LIFE IN A VIDEOGAME
Trying to summarize Adam Green’s work is no easy feat. Previously a Moldy Peach and on his ninth solo release – not to mention numerous exhibitions, two films and a cult following in Germany under his belt – it could be said that Green is a long-time veteran of the New York music scene. His 2002 release Garfield was, for many, ahead of it’s time and a staple in every indie kid’s library since then. Upon announcing his plan to give life to a retelling of Disney’s Aladdin – after 2010 release of The Wrong Ferrari, a film shot entirely via iPhone and written entirely on ketamine – you couldn’t begin to imagine the anticipation.
Aladdin didn’t come together overnight – it took three years of labor over every set, costume and line you see in front of you. Every black line was hand-painted by Green himself; the script came together through streams of consciousness and assigned to the actor the day of; the star-studded cast (Macaulay Culkin, Bip Ling, Alia Shawkat, and more) merged simply because of a mutual friendship with Green. As he explains in an interview with the Guardian, “I think everybody grows up with a fantasy of making a movie. In my case, I just did it. Not knowing any of the rules kind of helped. I approached Aladdin like a community project, inviting people to help me create this papier-mache world inside of a warehouse with a bunch of actors and musicians. The film was just a container for a fun experience, a crazy way to spend the summer in New York City.”
The original soundtrack (OST) is composed of nineteen tracks that flow together just as easily as anything Green ever puts down with pen on paper. No one does melancholy better. The strange combination of instruments just make sense – on “Birthday Mambo”, brazilian Rodrigo Amarante provides us with his own bossa nova version of a birthday ballad. On the rest of the record, Warpaint’s Stella Mozgawa takes her long-praised podium at the drums and Josiah Steinbrick features playing a variety of bass, guitar, keyboard and piano.
Green’s lyrics have a tendency to feel like a piece of the conversation the night before that you can’t quite seem to remember. They are raw and filled to the brim with a type of honesty that stays with you and hits you at unexpected moments. The record is divided by excerpts from the film – lines such as “I honestly feel that I’m deaf to my own soul” and “I only take cocaine to go to Brooklyn” sneak in through the slow-paced guitars and somber crooning (with occasional saxophone, in typical Green fashion), somehow merging together a world of its own.
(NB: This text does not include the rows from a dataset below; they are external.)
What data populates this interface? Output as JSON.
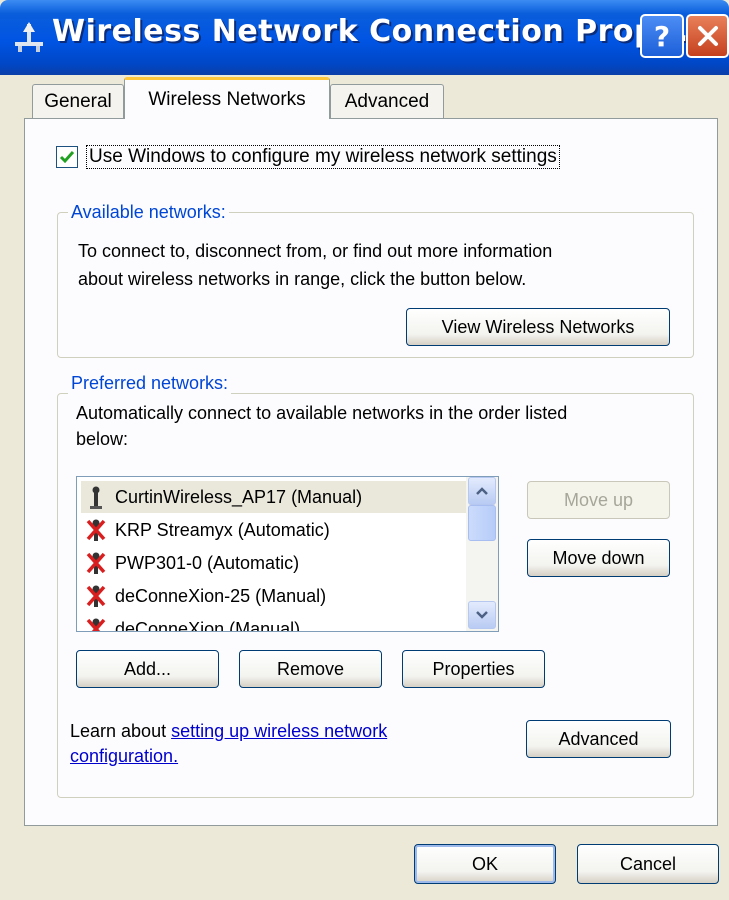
{
  "window": {
    "title": "Wireless Network Connection Prope...",
    "help_icon": "help-icon",
    "close_icon": "close-icon"
  },
  "tabs": [
    {
      "label": "General",
      "active": false
    },
    {
      "label": "Wireless Networks",
      "active": true
    },
    {
      "label": "Advanced",
      "active": false
    }
  ],
  "use_windows": {
    "checked": true,
    "label": "Use Windows to configure my wireless network settings"
  },
  "available": {
    "legend": "Available networks:",
    "description_line1": "To connect to, disconnect from, or find out more information",
    "description_line2": "about wireless networks in range, click the button below.",
    "view_button": "View Wireless Networks"
  },
  "preferred": {
    "legend": "Preferred networks:",
    "description_line1": "Automatically connect to available networks in the order listed",
    "description_line2": "below:",
    "networks": [
      {
        "label": "CurtinWireless_AP17 (Manual)",
        "icon": "network-ap-icon",
        "selected": true
      },
      {
        "label": "KRP Streamyx (Automatic)",
        "icon": "network-unavailable-icon",
        "selected": false
      },
      {
        "label": "PWP301-0 (Automatic)",
        "icon": "network-unavailable-icon",
        "selected": false
      },
      {
        "label": "deConneXion-25 (Manual)",
        "icon": "network-unavailable-icon",
        "selected": false
      },
      {
        "label": "deConneXion (Manual)",
        "icon": "network-unavailable-icon",
        "selected": false
      }
    ],
    "move_up": "Move up",
    "move_down": "Move down",
    "add": "Add...",
    "remove": "Remove",
    "properties": "Properties"
  },
  "learn": {
    "prefix": "Learn about ",
    "link_line1": "setting up wireless network",
    "link_line2": "configuration.",
    "advanced_button": "Advanced"
  },
  "footer": {
    "ok": "OK",
    "cancel": "Cancel"
  }
}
Aladdin hits home because it envisions a technology-driven future that may already be here. In retelling a classic Disney tale and replacing bits and pieces with their modern day counterparts, Green points out our faults in a way that makes us realize what’s been in front of us all along. Despite it’s self-deprecating nature, I can’t help but admit that the opening lines to “Never Lift a Finger” – “things are not so horrible / now you’re not my oracle” – changed me in a way I’m not sure I’ll ever be able to explain. An under-appreciated gem and genius in his own right, Green is never afraid to say the things you hesitate to – and for this very reason, Aladdin achieves its vision of becoming a modern classic daydream. Catch Adam Green on his upcoming North American tour.